Being fifty makes me think of my friends and family who fell ill or died suddenly before seeing this age. I remember them and feel especially grateful to get to say that I’m fifty. I’m able to walk and exercise and study and write.
At fifty, I’m free as a bird. This freedom is partly due to choices I’ve made, but in larger part this freedom exists because of factors over which I have no control. My health is good because my genetics are mostly strong. I live in a vast, beautiful and free country. This is important and easy to forget. It’s so easy to overlook the advantages I have strictly because of where and when I was born, and to whom.
At fifty I feel allowed now to let go of many goals, to stop chasing after some vision of who I want to be. I’m there and I’m her. There’s nowhere to run to and no one to become. It’s a relief to stop striving and to just breathe. In these later years, I’ll give myself permission to move a little slower, to take my time and to savour the days. I’ll enjoy the journey instead of pushing myself along as if my precious life were nothing more than an ordeal to “get through.” Get through to what, the cemetery?
At fifty, I have a supportive spouse and many great friends and family members. I have experience and the little bit of wisdom that came along with it.

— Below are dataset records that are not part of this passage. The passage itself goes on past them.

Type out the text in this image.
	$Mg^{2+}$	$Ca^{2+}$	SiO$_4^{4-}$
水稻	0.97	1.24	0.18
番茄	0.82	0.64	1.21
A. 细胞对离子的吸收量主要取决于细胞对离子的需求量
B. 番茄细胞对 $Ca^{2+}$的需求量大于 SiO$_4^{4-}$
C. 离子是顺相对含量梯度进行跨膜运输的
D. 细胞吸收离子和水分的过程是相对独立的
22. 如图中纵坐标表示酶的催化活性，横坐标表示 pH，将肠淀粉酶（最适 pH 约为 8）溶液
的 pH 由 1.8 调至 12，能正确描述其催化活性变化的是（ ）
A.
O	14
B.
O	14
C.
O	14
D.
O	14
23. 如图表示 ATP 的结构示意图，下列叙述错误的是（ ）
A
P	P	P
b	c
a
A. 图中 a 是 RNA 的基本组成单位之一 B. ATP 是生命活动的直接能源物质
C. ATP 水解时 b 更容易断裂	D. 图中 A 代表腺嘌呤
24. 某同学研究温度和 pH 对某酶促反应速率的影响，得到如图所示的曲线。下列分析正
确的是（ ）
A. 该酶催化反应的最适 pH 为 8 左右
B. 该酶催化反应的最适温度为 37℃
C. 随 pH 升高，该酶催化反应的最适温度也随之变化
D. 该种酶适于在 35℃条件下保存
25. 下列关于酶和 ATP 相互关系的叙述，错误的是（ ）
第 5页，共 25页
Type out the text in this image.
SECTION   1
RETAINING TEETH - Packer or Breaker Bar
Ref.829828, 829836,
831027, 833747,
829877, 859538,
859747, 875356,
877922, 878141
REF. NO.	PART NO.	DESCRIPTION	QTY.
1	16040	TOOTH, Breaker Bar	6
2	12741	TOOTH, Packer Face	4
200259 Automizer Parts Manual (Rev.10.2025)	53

If I’m lucky, my skin will wrinkle and my body will slowly slow down. If I’m lucky, I’ll get older. That’s what the first fifty years has taught me. It’s a gift and good luck to live even this long. I won’t be embarrassed to tell my age, and I won’t submit myself to torture that turns me into a distorted image of my youthful self.
I can’t say I’m pleased with everything I’ve done and with every decision I’ve made along the way, but I can say that I’m really grateful to be fifty. Why wouldn’t I be?